46. Difference Between SQL and NoSQL Databases

SQL Databases

  • Structure: Relational, table-based schema with predefined structure.
  • Query Language: Use SQL for data manipulation.
  • Scalability: Vertically scalable (add resources to a single server).
  • Examples: MySQL, PostgreSQL, Oracle.
  • Use Case: Banking systems, e-commerce, applications with complex queries.

NoSQL Databases

  • Structure: Non-relational, supports document, key-value, graph, or columnar models.
  • Query Language: Varies by database (e.g., JSON-based for document databases).
  • Scalability: Horizontally scalable (add more servers).
  • Examples: MongoDB (document), Cassandra (column), Redis (key-value).
  • Use Case: Real-time analytics, IoT applications, content management systems.

47. Normalization and Its Types

What is Normalization?

Normalization is the process of organizing data to reduce redundancy and improve data integrity.

Types of Normalization

  1. 1NF (First Normal Form):

    • Ensure all attributes contain atomic values.
    • Remove duplicate columns.
  2. 2NF (Second Normal Form):

    • Remove partial dependency (non-prime attributes depend on part of a composite key).
  3. 3NF (Third Normal Form):

    • Remove transitive dependency (non-prime attributes depend on other non-prime attributes).
  4. BCNF (Boyce-Codd Normal Form):

    • A stricter version of 3NF; every determinant must be a candidate key.

48. Index in a Database

What is an Index?

An index is a data structure that improves the speed of data retrieval operations on a database table.

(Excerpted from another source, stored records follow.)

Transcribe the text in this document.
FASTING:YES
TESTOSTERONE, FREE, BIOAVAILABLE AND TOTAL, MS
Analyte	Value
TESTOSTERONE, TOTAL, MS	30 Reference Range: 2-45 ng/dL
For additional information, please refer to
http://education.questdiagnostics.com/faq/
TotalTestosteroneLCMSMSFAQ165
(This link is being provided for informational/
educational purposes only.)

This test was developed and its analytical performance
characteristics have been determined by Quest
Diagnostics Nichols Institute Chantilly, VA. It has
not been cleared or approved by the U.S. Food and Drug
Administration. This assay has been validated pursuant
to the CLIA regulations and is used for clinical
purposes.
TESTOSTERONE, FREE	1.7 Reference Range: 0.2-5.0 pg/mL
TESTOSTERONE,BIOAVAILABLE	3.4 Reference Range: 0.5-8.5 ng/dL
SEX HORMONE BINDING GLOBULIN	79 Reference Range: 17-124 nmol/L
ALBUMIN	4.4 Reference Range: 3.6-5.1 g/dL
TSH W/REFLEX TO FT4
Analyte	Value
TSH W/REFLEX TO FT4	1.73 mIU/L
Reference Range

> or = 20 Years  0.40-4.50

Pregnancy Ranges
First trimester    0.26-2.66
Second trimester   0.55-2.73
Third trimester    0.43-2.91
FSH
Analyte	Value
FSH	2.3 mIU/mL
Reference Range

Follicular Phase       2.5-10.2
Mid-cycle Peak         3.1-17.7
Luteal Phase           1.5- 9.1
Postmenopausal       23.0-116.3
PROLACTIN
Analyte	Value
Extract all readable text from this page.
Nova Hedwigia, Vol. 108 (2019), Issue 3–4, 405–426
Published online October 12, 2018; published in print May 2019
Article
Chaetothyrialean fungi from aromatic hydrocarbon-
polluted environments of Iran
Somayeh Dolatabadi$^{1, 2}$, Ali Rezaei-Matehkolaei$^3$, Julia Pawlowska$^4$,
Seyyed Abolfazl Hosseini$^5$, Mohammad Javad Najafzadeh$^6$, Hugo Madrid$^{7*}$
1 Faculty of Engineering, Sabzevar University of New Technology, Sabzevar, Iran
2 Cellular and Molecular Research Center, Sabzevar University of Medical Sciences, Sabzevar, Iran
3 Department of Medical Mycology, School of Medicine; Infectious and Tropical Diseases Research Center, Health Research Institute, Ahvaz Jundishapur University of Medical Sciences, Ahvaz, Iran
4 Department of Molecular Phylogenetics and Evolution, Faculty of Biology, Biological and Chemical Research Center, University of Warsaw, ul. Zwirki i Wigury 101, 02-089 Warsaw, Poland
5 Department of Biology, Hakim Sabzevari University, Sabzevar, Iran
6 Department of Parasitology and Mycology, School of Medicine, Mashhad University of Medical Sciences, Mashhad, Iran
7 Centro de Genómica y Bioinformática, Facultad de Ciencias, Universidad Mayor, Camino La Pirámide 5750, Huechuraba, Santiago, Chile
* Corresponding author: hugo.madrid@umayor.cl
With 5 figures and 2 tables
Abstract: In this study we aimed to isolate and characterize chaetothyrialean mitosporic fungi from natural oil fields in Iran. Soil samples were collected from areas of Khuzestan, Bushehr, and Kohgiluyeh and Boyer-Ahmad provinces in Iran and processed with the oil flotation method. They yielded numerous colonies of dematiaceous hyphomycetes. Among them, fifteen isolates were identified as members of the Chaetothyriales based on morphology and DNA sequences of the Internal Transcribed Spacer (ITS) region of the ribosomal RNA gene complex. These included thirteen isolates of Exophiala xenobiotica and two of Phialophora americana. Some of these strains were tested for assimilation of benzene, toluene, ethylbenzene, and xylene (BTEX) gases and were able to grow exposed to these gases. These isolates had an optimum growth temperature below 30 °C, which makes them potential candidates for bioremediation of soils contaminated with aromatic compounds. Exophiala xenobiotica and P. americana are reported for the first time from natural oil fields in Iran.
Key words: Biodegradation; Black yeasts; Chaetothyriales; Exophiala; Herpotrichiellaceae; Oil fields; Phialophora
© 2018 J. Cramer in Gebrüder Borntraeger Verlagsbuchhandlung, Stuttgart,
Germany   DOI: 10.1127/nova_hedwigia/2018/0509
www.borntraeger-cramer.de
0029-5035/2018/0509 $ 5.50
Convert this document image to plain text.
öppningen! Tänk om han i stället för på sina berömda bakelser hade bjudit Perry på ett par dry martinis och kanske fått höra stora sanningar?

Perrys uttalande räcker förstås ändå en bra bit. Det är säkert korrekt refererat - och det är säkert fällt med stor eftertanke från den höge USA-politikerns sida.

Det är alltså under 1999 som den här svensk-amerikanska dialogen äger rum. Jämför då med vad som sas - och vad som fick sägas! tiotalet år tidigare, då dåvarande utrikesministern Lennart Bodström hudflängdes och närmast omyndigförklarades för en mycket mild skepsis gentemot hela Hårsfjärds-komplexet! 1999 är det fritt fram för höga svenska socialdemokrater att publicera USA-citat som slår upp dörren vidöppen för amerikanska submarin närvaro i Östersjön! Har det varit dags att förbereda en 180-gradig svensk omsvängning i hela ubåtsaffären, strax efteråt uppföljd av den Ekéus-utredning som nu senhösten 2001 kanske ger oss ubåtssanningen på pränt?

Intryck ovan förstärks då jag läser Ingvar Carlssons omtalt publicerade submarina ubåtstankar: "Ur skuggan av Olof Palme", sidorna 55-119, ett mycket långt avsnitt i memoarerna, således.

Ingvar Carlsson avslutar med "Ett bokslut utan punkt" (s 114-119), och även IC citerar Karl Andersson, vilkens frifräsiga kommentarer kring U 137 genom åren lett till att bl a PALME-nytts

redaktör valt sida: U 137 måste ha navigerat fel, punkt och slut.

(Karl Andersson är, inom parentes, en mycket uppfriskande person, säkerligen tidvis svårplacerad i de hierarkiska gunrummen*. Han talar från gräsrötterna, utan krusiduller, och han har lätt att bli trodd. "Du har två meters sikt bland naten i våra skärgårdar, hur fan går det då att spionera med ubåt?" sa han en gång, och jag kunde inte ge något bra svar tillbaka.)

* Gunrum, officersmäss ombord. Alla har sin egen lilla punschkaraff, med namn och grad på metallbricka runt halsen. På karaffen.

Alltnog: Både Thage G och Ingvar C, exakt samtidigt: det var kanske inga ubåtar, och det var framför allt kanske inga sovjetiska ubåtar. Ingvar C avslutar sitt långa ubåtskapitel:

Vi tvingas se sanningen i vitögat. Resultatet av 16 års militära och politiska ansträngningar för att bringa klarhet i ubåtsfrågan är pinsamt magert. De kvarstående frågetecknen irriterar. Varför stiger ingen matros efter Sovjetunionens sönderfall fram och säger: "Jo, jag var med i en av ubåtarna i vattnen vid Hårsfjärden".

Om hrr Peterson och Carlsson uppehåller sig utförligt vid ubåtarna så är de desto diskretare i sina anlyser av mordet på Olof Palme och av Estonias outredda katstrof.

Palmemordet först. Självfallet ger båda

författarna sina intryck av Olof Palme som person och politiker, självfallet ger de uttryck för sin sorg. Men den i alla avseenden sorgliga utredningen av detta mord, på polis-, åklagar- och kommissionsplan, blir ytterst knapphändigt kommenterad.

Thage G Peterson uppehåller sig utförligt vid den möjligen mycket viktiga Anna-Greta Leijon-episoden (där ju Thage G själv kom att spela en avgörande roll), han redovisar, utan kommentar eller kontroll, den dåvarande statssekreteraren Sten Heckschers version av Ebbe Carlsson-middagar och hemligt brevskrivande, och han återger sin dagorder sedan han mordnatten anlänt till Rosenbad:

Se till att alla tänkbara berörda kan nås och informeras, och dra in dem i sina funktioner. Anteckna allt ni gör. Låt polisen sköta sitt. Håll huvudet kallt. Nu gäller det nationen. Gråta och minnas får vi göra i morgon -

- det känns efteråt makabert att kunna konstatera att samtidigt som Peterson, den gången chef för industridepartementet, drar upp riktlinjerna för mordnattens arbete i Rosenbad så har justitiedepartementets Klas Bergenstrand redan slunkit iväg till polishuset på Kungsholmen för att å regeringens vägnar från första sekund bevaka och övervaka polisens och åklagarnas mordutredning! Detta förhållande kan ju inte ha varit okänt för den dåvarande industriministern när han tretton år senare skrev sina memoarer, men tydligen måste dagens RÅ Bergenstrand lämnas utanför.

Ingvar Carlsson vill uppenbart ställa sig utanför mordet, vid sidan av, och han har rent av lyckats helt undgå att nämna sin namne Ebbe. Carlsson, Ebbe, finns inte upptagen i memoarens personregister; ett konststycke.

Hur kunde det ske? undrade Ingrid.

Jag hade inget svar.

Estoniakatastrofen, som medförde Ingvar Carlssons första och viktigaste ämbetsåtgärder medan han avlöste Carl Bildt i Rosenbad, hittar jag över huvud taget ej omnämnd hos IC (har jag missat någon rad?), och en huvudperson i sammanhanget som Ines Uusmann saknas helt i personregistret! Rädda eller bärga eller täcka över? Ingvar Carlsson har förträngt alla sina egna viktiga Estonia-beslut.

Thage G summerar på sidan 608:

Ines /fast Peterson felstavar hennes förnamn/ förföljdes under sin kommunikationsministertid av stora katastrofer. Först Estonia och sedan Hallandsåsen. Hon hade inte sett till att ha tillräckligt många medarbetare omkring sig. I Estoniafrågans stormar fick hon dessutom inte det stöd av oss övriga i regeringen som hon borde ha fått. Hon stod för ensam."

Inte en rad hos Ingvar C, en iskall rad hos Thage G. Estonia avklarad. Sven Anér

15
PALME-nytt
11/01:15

How It Improves Performance

  • Creates a lookup table to quickly find the row corresponding to a key value.
  • Reduces the time complexity for search operations from O(n) to O(log n).

Example

CREATE INDEX idx_name ON employees(name);

Limitations

  • Slower write operations due to the need to update the index.
  • Increased storage requirements.

49. ACID in Databases

What is ACID?

ACID stands for:

  1. Atomicity: Transactions are all-or-nothing.
  2. Consistency: Database remains in a valid state after a transaction.
  3. Isolation: Transactions do not interfere with each other.
  4. Durability: Committed transactions are permanently saved.

Example

In a banking system, transferring funds between accounts ensures the amount is deducted and added atomically and consistently.


50. Difference Between JOINs in SQL

Types of JOINs

  1. INNER JOIN:

    • Returns rows with matching values in both tables.
    SELECT * FROM employees e INNER JOIN departments d ON e.dept_id = d.id;
    
  2. LEFT JOIN:

    • Returns all rows from the left table and matching rows from the right table; unmatched rows are filled with NULL.
    SELECT * FROM employees e LEFT JOIN departments d ON e.dept_id = d.id;
    
  3. RIGHT JOIN:

    • Returns all rows from the right table and matching rows from the left table; unmatched rows are filled with NULL.
    SELECT * FROM employees e RIGHT JOIN departments d ON e.dept_id = d.id;
    
  4. FULL OUTER JOIN:

    • Returns all rows from both tables; unmatched rows are filled with NULL.
    SELECT * FROM employees e FULL OUTER JOIN departments d ON e.dept_id = d.id;
    

Use Cases

  • INNER JOIN: For retrieving only matching records (e.g., finding employees in specific departments).
  • LEFT JOIN: For including all records from one table and matching ones from another (e.g., employees with or without departments).
  • FULL OUTER JOIN: To find all rows, including unmatched records (e.g., employees without departments and vice versa).